My word today to Youth Ministers is this— one key to retaining the youth is this— have they been captivated, caught up in love, wonder and praise of the Lord, or have they merely been entertained? There is a difference. Does the event not merely make them dance but make them kneel and confess their sins and pray? Does the event not merely move their emotions but challenge their thinking? Does it bring them to repentance, or are you offering some kind of forgiveness without repentance, crown without a cross, encounter without commitment? And are you integrating them into a caring Christian community where they will be planted deeply, richly in God’s Word? The key to retention is surrounding a new Christian with a caring, supportive and yes challenging Christian environment that involves more than just worship. It also needs to involve some profound Christian education, as our youth will never get that from our culture these days. Youth ministry is often failing because in general the Church’s Christian education is failing. Less than a third, on average, of people who go to worship stay for Sunday school or Bible study or its equivalent. We should have noticed this warning sign a long time ago.

So much of youth ministry is ‘boiling things down’, or as the jargon goes, putting the cookies on the bottom shelf. But you can’t boil something down that you haven’t first boiled up. By this I mean the youth leaders must be more profoundly grounded in God’s Word than they are in pop culture, though they need to keep their finger on the pulse of the culture as well. However, as our culture, even youth culture, moves further and further away from Christianity, it will be hard to find points of contact with that culture that can be jumping off points for a Christian witness. So perhaps we could try something different.

Chris’ approach is not to boil the message down, but rather to boil the people up. This I think is the right way to go. Get them excited about the Lord, get them excited about the Word. And instead of turning the message into pablum why not tease the minds of our youth into active thought? Why not honor their keen minds, their curiosity, and even their questions by challenging them with the meat of God’s Word? Help them so that their reach will extend further than their current grasp. Give them something solid to hold on to.

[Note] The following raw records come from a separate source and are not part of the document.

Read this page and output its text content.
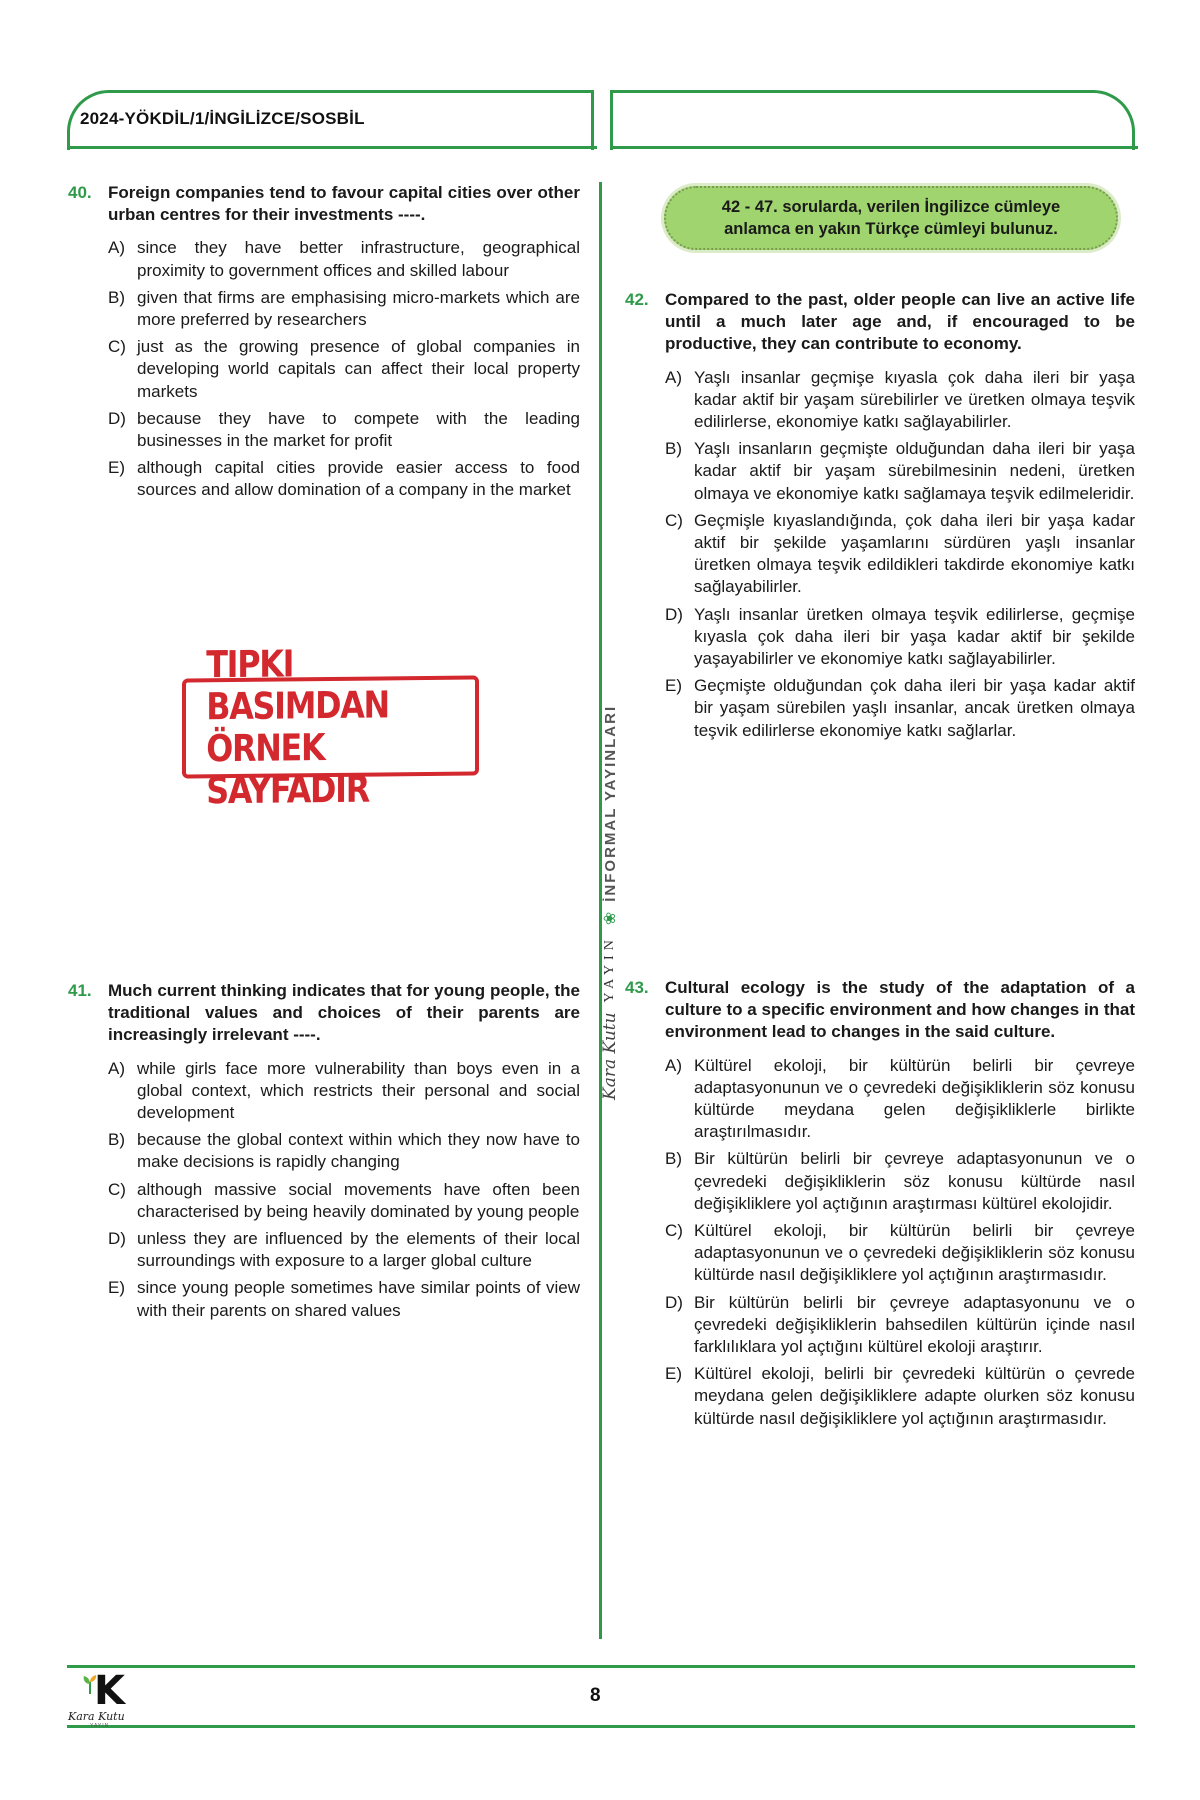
2024-YÖKDİL/1/İNGİLİZCE/SOSBİL
Kara Kutu
YAYIN
❀
İNFORMAL YAYINLARI
40. Foreign companies tend to favour capital cities over other urban centres for their investments ----.
A) since they have better infrastructure, geographical proximity to government offices and skilled labour
B) given that firms are emphasising micro-markets which are more preferred by researchers
C) just as the growing presence of global companies in developing world capitals can affect their local property markets
D) because they have to compete with the leading businesses in the market for profit
E) although capital cities provide easier access to food sources and allow domination of a company in the market
TIPKI BASIMDAN
ÖRNEK SAYFADIR
41. Much current thinking indicates that for young people, the traditional values and choices of their parents are increasingly irrelevant ----.
A) while girls face more vulnerability than boys even in a global context, which restricts their personal and social development
B) because the global context within which they now have to make decisions is rapidly changing
C) although massive social movements have often been characterised by being heavily dominated by young people
D) unless they are influenced by the elements of their local surroundings with exposure to a larger global culture
E) since young people sometimes have similar points of view with their parents on shared values
42 - 47. sorularda, verilen İngilizce cümleye
anlamca en yakın Türkçe cümleyi bulunuz.
42. Compared to the past, older people can live an active life until a much later age and, if encouraged to be productive, they can contribute to economy.
A) Yaşlı insanlar geçmişe kıyasla çok daha ileri bir yaşa kadar aktif bir yaşam sürebilirler ve üretken olmaya teşvik edilirlerse, ekonomiye katkı sağlayabilirler.
B) Yaşlı insanların geçmişte olduğundan daha ileri bir yaşa kadar aktif bir yaşam sürebilmesinin nedeni, üretken olmaya ve ekonomiye katkı sağlamaya teşvik edilmeleridir.
C) Geçmişle kıyaslandığında, çok daha ileri bir yaşa kadar aktif bir şekilde yaşamlarını sürdüren yaşlı insanlar üretken olmaya teşvik edildikleri takdirde ekonomiye katkı sağlayabilirler.
D) Yaşlı insanlar üretken olmaya teşvik edilirlerse, geçmişe kıyasla çok daha ileri bir yaşa kadar aktif bir şekilde yaşayabilirler ve ekonomiye katkı sağlayabilirler.
E) Geçmişte olduğundan çok daha ileri bir yaşa kadar aktif bir yaşam sürebilen yaşlı insanlar, ancak üretken olmaya teşvik edilirlerse ekonomiye katkı sağlarlar.
43. Cultural ecology is the study of the adaptation of a culture to a specific environment and how changes in that environment lead to changes in the said culture.
A) Kültürel ekoloji, bir kültürün belirli bir çevreye adaptasyonunun ve o çevredeki değişikliklerin söz konusu kültürde meydana gelen değişikliklerle birlikte araştırılmasıdır.
B) Bir kültürün belirli bir çevreye adaptasyonunun ve o çevredeki değişikliklerin söz konusu kültürde nasıl değişikliklere yol açtığının araştırması kültürel ekolojidir.
C) Kültürel ekoloji, bir kültürün belirli bir çevreye adaptasyonunun ve o çevredeki değişikliklerin söz konusu kültürde nasıl değişikliklere yol açtığının araştırmasıdır.
D) Bir kültürün belirli bir çevreye adaptasyonunu ve o çevredeki değişikliklerin bahsedilen kültürün içinde nasıl farklılıklara yol açtığını kültürel ekoloji araştırır.
E) Kültürel ekoloji, belirli bir çevredeki kültürün o çevrede meydana gelen değişikliklere adapte olurken söz konusu kültürde nasıl değişikliklere yol açtığının araştırmasıdır.
K
Kara Kutu
YAYIN
8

Today more than ever with one out of two marriages, even in Evangelical Churches, ending in divorce and more and more family dysfunctionality, we need the church to BE a family, the family of faith, wh
o will take in all comes, every straggler. Maybe our motto could be “give me your tired, your poor, your restless masses yearning to breath free…” Wait a minute isn’t that on that statue on Ellis Island? Yes it is, but real freedom only comes from a close encounter of the first kind with the Word of God Incarnate, and the Word of God written, and the Word of God incarnated in his community. And that’s the Gospel truth for today.